安倍晋三夫妻の問題に限らない。菅官房長官はじめ現政権の誰彼となく彼らには、たとえば教育勅語を幼い子供に暗誦させたいというウルトラ・アナクロ・ナショナリズムという心性の持ち主である。戦前の、武士道や品格という精神性がニッポンの根本だという幻想を抱いている。はっきり言おう、精神性に依拠するものは、科学性がないことは勿論、知見のない餓鬼だ。よくいえば少年のように幼いことだ。マッカーサーが日本人を何と言ったか思いおこせば足りる。

そうした政権の動きを見れば、「共謀罪」は得体のしれない国家的××の象徴のような法案そのもの。東京五輪向けの限定的「テロ等準備罪」という化けの皮はすぐに剥離したが、適用される犯罪を277も取り揃えたところが空恐ろしい。何でもかんでも取り締まる、荒んだ魂胆が見え隠れしている。もっと大きな邪悪な目的があるはずで、私が想像したことをここに記すことは憚れる。(××は適当な言葉が見つからない)

 

東京新聞を読んだが、作家の中島京子氏は特に、共謀罪に適用される一覧のなかに「著作権侵害」が含まれる危険性を指摘していた(※)

まずこれだけ多数のテロと直結しない犯罪が入っているのは、捜査機関が目を付けた人物を検挙するのに都合いいこと。共謀罪の隠された問題点とは、頭で考えたことが犯罪につながる、つまり心の中を取り締まる法律だという点。なかでも小説も含めた芸術一般に関わる著作権侵害が共謀罪に含められたことは、人間の複雑さを表現する環境や創造性が支配されること。すなわち「内心の自由」が奪われることになると、そのはかり知れない危険性を訴えていた。
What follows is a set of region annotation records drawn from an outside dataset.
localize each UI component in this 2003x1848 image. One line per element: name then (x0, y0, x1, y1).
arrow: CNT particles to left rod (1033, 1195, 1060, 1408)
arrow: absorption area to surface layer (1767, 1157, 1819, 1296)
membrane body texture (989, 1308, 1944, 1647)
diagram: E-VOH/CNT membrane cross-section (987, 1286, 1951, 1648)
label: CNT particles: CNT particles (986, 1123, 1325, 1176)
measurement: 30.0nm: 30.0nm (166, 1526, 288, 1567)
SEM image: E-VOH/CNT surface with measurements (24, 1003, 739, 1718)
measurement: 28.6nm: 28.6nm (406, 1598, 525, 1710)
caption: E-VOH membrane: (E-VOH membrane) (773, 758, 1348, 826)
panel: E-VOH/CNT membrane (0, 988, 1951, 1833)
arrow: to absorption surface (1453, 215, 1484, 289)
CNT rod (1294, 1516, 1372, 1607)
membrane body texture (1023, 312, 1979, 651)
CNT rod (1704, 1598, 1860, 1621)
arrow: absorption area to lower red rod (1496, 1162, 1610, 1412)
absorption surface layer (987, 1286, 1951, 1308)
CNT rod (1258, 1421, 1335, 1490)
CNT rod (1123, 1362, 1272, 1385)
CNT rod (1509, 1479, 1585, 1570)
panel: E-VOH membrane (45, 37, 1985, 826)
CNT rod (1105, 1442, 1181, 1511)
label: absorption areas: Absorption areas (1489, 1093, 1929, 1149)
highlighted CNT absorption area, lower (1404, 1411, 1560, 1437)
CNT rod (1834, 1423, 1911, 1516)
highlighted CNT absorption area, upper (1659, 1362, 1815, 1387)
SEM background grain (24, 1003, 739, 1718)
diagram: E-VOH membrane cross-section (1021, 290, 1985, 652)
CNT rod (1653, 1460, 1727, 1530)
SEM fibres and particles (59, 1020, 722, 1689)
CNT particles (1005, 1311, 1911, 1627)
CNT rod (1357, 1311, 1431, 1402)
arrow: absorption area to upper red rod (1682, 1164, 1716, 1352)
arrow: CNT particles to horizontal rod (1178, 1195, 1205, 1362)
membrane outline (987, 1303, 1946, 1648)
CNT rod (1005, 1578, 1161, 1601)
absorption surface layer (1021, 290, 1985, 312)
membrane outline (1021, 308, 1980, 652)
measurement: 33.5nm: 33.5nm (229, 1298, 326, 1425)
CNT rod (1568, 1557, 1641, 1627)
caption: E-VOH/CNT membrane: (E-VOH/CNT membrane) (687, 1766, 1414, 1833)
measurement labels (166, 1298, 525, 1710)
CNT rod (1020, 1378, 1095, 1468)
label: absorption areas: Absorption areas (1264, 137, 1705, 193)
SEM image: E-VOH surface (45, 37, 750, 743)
一体全体、世界の国々のトップ、支配層は何がしたいのだろう。己がもつ権力のパワー見せつけたいのか、それを全世界へと及ぼしたいのか。グローバリゼーションと無際限の金融政策によって、想像をこえた国家の疲弊を回復しようともがいているのか。そのいずれか、もっと違う高邁な野望があるというのか・・。

 

私が思うに、統治とか統合という原理に、人々はもう辟易しているのではと思うのだ。資本主義は世界の隅々にまで行き渡り、モノと情報も手軽に入手でき、かつ自由に使いこなせる。所得が低くても生活を享受できるならば、誰かに依存したり、支配されたりするのはまっぴらご免。平和と安寧の定常化で十分である。

もっと限りのない成長を望み、より資産を増やしたい方は、地球の外に行ってその野心と活力を発揮していただきたい。

いや違うな。分断化、貧困化という現象は目に見えて、もっと深刻化している・・。

意欲とか希望が失えば、それは生きろ!ではなく死ね!である。宗教はいまや××へのツールだ。(××は、癒し、逃避、埋没、偽善etc)

依存から支配へ、そして統合への途は、ある種の奴隷化へとつながりはしないか。茫漠とした表現だが、現在の国家レベルの統治スタイル、パラダイムが限界を示している。そんなこと言っても、何も始まらないのだけれど。


(※)共謀罪により著作権の一部が実質的に非親告罪化になるかもしれない懸念があるということ。二次創作物を団体サークル活動で作成し不特定多数に頒布する活動の相談は共謀罪の構成要件を充足することになる。